2017年1月からの新連載「アジアの街角〜陸奥の風」は、東北のニュースサイト「TOHOKU360」と、アジア各地からニュースを届けるニュースサイト「シンガポール経済新聞」及び「ムンバイ経済新聞」、シンガポール唯一の日本語週刊誌「週刊SingaLife」の4媒体が国際ニュースネットワークを築き、お互いの地域の現地ニュースを交換し合う取り組みです(詳細)。

第一回は「シンガポール経済新聞」の小里博栄編集長からの寄稿で、アジアをフィールドに国際的に活躍している東北人をご紹介します。

「東北には更なるブランド戦略が必要だ」

キリンホールディングスシンガポール社長・宮本隆之さん(51)

--青森・弘前市生まれで、大学時代は仙台で過ごしたそうですね。東北の魅力を教えて下さい。

大自然、食、日本酒……本当に色々あります。仙台で飲んだお酒では、浦霞、勝山酒造、一ノ蔵がおすすめです。飲み物では青森のりんごジュース、祖母が作ってくれてたほっけのみりん付け焼きが懐かしい味ですね。新鮮なお魚も多く、心踊る祭りもあり。特に弘前のねぶた祭りは、参加するのが本当に楽しみになるほどです。

--2014年からシンガポールで「キリンホールディングスシンガポール」の社長に就任されました。アジアでのビジネスには、何が大切だと感じましたか。

 やはり個人のネットワークだと思います。自ら行動し、活きた情報を得る。人は貴重な情報源であり、そのネットワークを構築することは本当に大切なことです。アジアの人に東北と日本の魅力について知っていただきたいし、東北、日本の方にもアジアの魅了を知っていただきたい、と思っています。

--東日本大震災後は、復興支援活動をされていたそうですね。

 3.11の時は、上海で出張中でした。関西空港に到着したとき、テレビで想像ができないほどの津波を見て衝撃を受けました。自分に身近なところでは、仙台のキリンの工場で巨大なタンクが倒れていたり、大学生のころよくドライブや海水浴に行っていた仙台・荒浜の海岸が大きな被害を受けていたりするのを見て、大変ショックを受けました。

 キリンとしては復興のためにさまざまな活動を始めました。自分自身はその中で、被災地でホタテ養殖場のお手伝いをしたり、香川真司さんら現役・OBのサッカー日本代表選手の方をお呼びし、サッカーを通じた被災地の子供たちの交流を進めたりしていました。

--東北の皆さんへのメッセージをお願いします。

 3.11を忘れず、立ち直り、明るい将来を築いていただきたい。東北だからとか福島の原発があるからと差別はしてほしくないし、まだある国内外の風評被害をどうにか克服していきたい。東北の人も力強くやるべきことをやり、盛り上げて行ってほしいです。

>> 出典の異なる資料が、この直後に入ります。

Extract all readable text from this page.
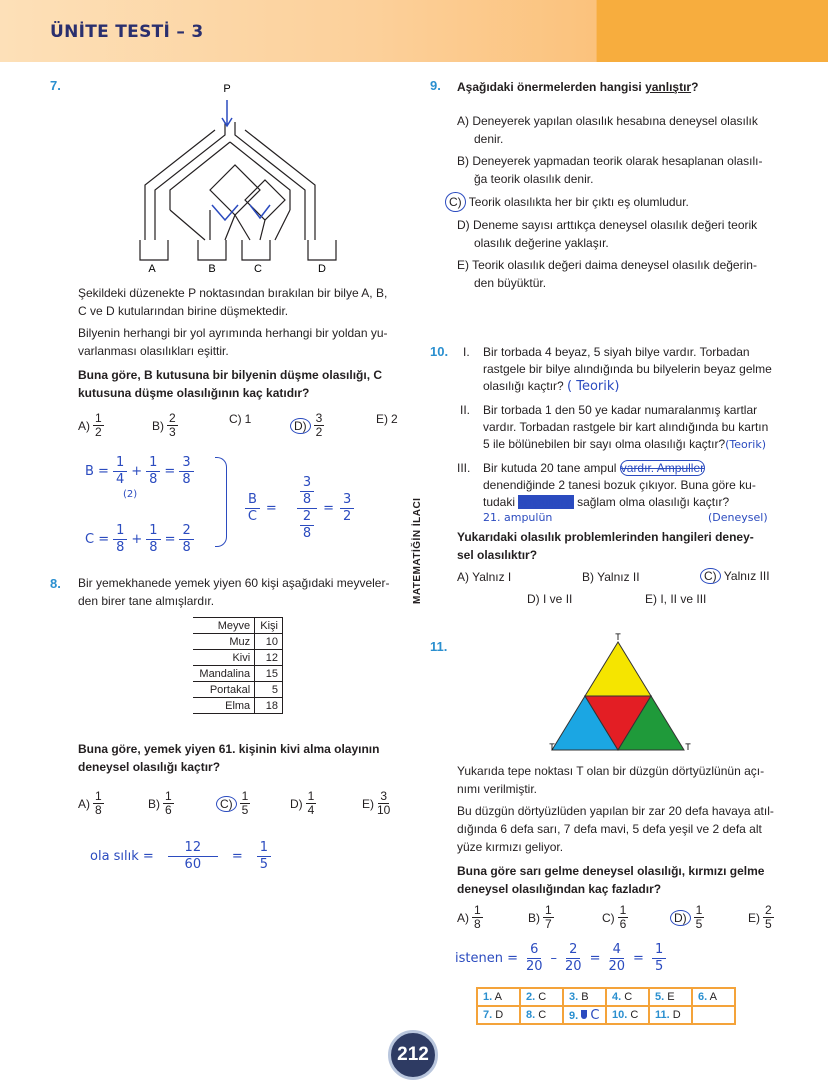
ÜNİTE TESTİ – 3
7.	P
A	B	C	D
Şekildeki düzenekte P noktasından bırakılan bir bilye A, B,
C ve D kutularından birine düşmektedir.
Bilyenin herhangi bir yol ayrımında herhangi bir yoldan yu-
varlanması olasılıkları eşittir.
Buna göre, B kutusuna bir bilyenin düşme olasılığı, C
kutusuna düşme olasılığının kaç katıdır?
$B = \frac{1}{4} + \frac{1}{8} = \frac{3}{8}$
(2)
$C = \frac{1}{8} + \frac{1}{8} = \frac{2}{8}$
$\frac{B}{C} = \frac{3}{8}$
2
$8 = \frac{3}{2}$
8. Bir yemekhanede yemek yiyen 60 kişi aşağıdaki meyveler-
den birer tane almışlardır.
Meyve	Kişi
Muz	10
Kivi	12
Mandalina	15
Portakal	5
Elma	18
Buna göre, yemek yiyen 61. kişinin kivi alma olayının
deneysel olasılığı kaçtır?
ola sılık = $\frac{12}{60} = \frac{1}{5}$
MATEMATİĞİN İLACI
9. Aşağıdaki önermelerden hangisi yanlıştır?
A) Deneyerek yapılan olasılık hesabına deneysel olasılık
denir.
B) Deneyerek yapmadan teorik olarak hesaplanan olasılı-
ğa teorik olasılık denir.
C) Teorik olasılıkta her bir çıktı eş olumludur.
D) Deneme sayısı arttıkça deneysel olasılık değeri teorik
olasılık değerine yaklaşır.
E) Teorik olasılık değeri daima deneysel olasılık değerin-
den büyüktür.
10. I.	Bir torbada 4 beyaz, 5 siyah bilye vardır. Torbadan
rastgele bir bilye alındığında bu bilyelerin beyaz gelme
olasılığı kaçtır? ( Teorik)
II.	Bir torbada 1 den 50 ye kadar numaralanmış kartlar
vardır. Torbadan rastgele bir kart alındığında bu kartın
5 ile bölünebilen bir sayı olma olasılığı kaçtır?(Teorik)
III.	Bir kutuda 20 tane ampul vardır. Ampuller
denendiğinde 2 tanesi bozuk çıkıyor. Buna göre ku-
tudaki ampullerin sağlam olma olasılığı kaçtır?
21. ampulün	(Deneysel)
Yukarıdaki olasılık problemlerinden hangileri deney-
sel olasılıktır?
A) Yalnız I	B) Yalnız II	C) Yalnız III
D) I ve II	E) I, II ve III
11.
T
T	T
Yukarıda tepe noktası T olan bir düzgün dörtyüzlünün açı-
nımı verilmiştir.
Bu düzgün dörtyüzlüden yapılan bir zar 20 defa havaya atıl-
dığında 6 defa sarı, 7 defa mavi, 5 defa yeşil ve 2 defa alt
yüze kırmızı geliyor.
Buna göre sarı gelme deneysel olasılığı, kırmızı gelme
deneysel olasılığından kaç fazladır?
istenen = $\frac{6}{20} - \frac{2}{20} = \frac{4}{20} = \frac{1}{5}$
1. A	2. C	3. B	4. C	5. E	6. A
7. D	8. C	9. C	10. C	11. D	
212
$A) \frac{1}{2}$	$B) \frac{2}{3}$	C) 1	$D) \frac{3}{2}$	E) 2
$A) \frac{1}{8}$	$B) \frac{1}{6}$	$C) \frac{1}{5}$	$D) \frac{1}{4}$	$E) \frac{3}{10}$
$A) \frac{1}{8}$	$B) \frac{1}{7}$	$C) \frac{1}{6}$	$D) \frac{1}{5}$	$E) \frac{2}{5}$
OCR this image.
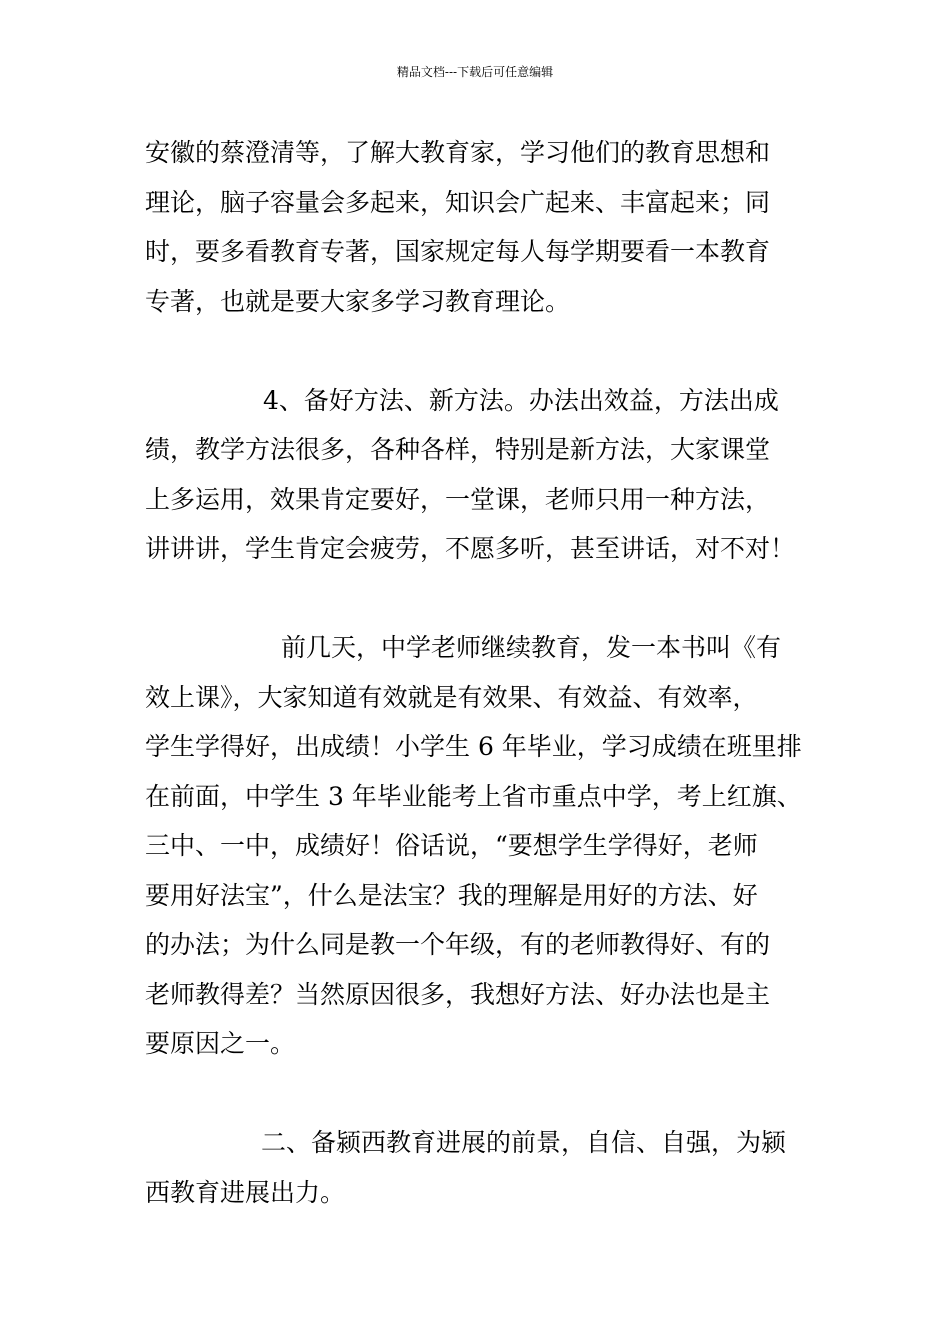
精品文档---下载后可任意编辑
安徽的蔡澄清等，了解大教育家，学习他们的教育思想和
理论，脑子容量会多起来，知识会广起来、丰富起来；同
时，要多看教育专著，国家规定每人每学期要看一本教育
专著，也就是要大家多学习教育理论。
4、备好方法、新方法。办法出效益，方法出成
绩，教学方法很多，各种各样，特别是新方法，大家课堂
上多运用，效果肯定要好，一堂课，老师只用一种方法，
讲讲讲，学生肯定会疲劳，不愿多听，甚至讲话，对不对！
前几天，中学老师继续教育，发一本书叫《有
效上课》，大家知道有效就是有效果、有效益、有效率，
学生学得好，出成绩！小学生 6 年毕业，学习成绩在班里排
在前面，中学生 3 年毕业能考上省市重点中学，考上红旗、
三中、一中，成绩好！俗话说，“要想学生学得好，老师
要用好法宝”，什么是法宝？我的理解是用好的方法、好
的办法；为什么同是教一个年级，有的老师教得好、有的
老师教得差？当然原因很多，我想好方法、好办法也是主
要原因之一。
二、备颍西教育进展的前景，自信、自强，为颍
西教育进展出力。
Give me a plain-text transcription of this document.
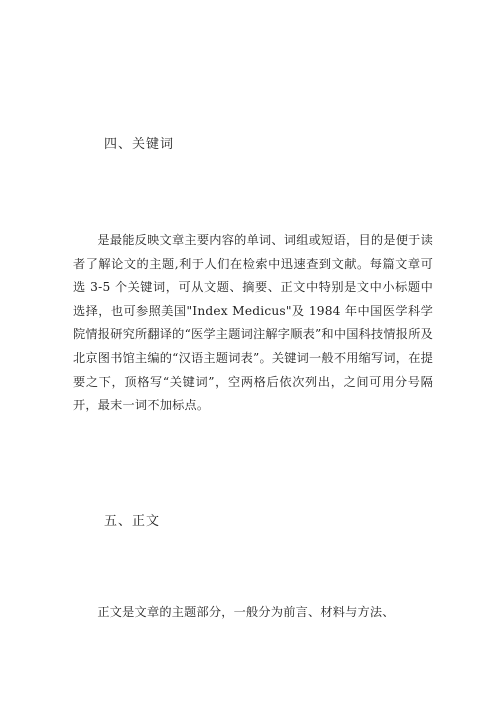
四、关键词

是最能反映文章主要内容的单词、词组或短语，目的是便于读者了解论文的主题,利于人们在检索中迅速查到文献。每篇文章可选 3-5 个关键词，可从文题、摘要、正文中特别是文中小标题中选择，也可参照美国"Index Medicus"及 1984 年中国医学科学院情报研究所翻译的“医学主题词注解字顺表”和中国科技情报所及北京图书馆主编的“汉语主题词表”。关键词一般不用缩写词，在提要之下，顶格写“关键词”，空两格后依次列出，之间可用分号隔开，最末一词不加标点。

五、正文

正文是文章的主题部分，一般分为前言、材料与方法、
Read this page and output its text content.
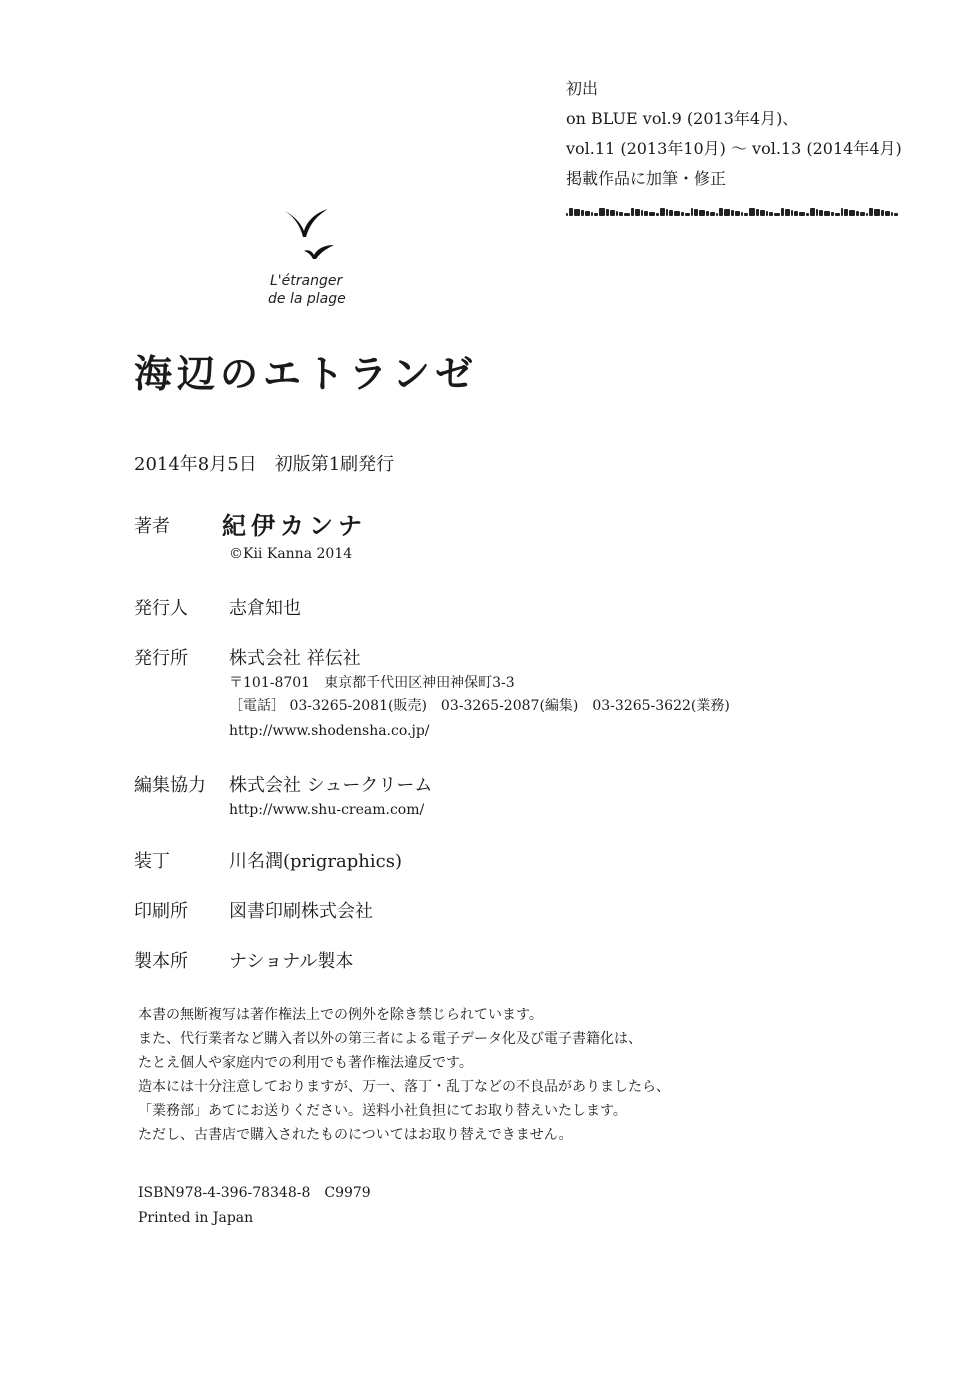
初出
on BLUE vol.9 (2013年4月)、
vol.11 (2013年10月) ～ vol.13 (2014年4月)
掲載作品に加筆・修正
L'étranger
de la plage
海辺のエトランゼ
2014年8月5日　初版第1刷発行
著者 紀伊カンナ
©Kii Kanna 2014
発行人 志倉知也
発行所 株式会社 祥伝社
〒101-8701　東京都千代田区神田神保町3-3
［電話］ 03-3265-2081(販売)　03-3265-2087(編集)　03-3265-3622(業務)
http://www.shodensha.co.jp/
編集協力 株式会社 シュークリーム
http://www.shu-cream.com/
装丁	川名潤(prigraphics)
印刷所 図書印刷株式会社
製本所 ナショナル製本
本書の無断複写は著作権法上での例外を除き禁じられています。
また、代行業者など購入者以外の第三者による電子データ化及び電子書籍化は、
たとえ個人や家庭内での利用でも著作権法違反です。
造本には十分注意しておりますが、万一、落丁・乱丁などの不良品がありましたら、
「業務部」あてにお送りください。送料小社負担にてお取り替えいたします。
ただし、古書店で購入されたものについてはお取り替えできません。
ISBN978-4-396-78348-8　C9979
Printed in Japan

 僕も東北にはいい思い出がたくさんあり、日本と海外の人にもっと東北を知っていただき、訪れてほしいと思っています。東北に来て、いっぱいある良さを体験していただき、自然と食、お酒と雪も、温泉も堪能してほしい。

 一方でまだまだ東北を訪れる人が少ないと感じており、更なるブランド戦略が重要だと思っています。東北が安全であり、魅力あふれる場所であることを、僕も、政府も、東北の県も、みんなでもっとアピールして伝えて行く必要があると思います。春の桜、夏のお祭り、秋の紅葉、冬の雪景色……どこの地にも負けない素晴らしい情景とおいしい食べ物があることを、約束させていただきます。

■宮本隆之

1965年、青森県弘前市生まれ。小学校以降から東京、北海道帯広市、函館への転居を経て、大学時代は仙台で過ごす。1989年、“食”への興味からキリンビールに入社。日本のほかにアメリカやオーストラリアで勤務経験があり、2014年からシンガポールに赴任、キリンホールディングスシンガポールの社長を務める。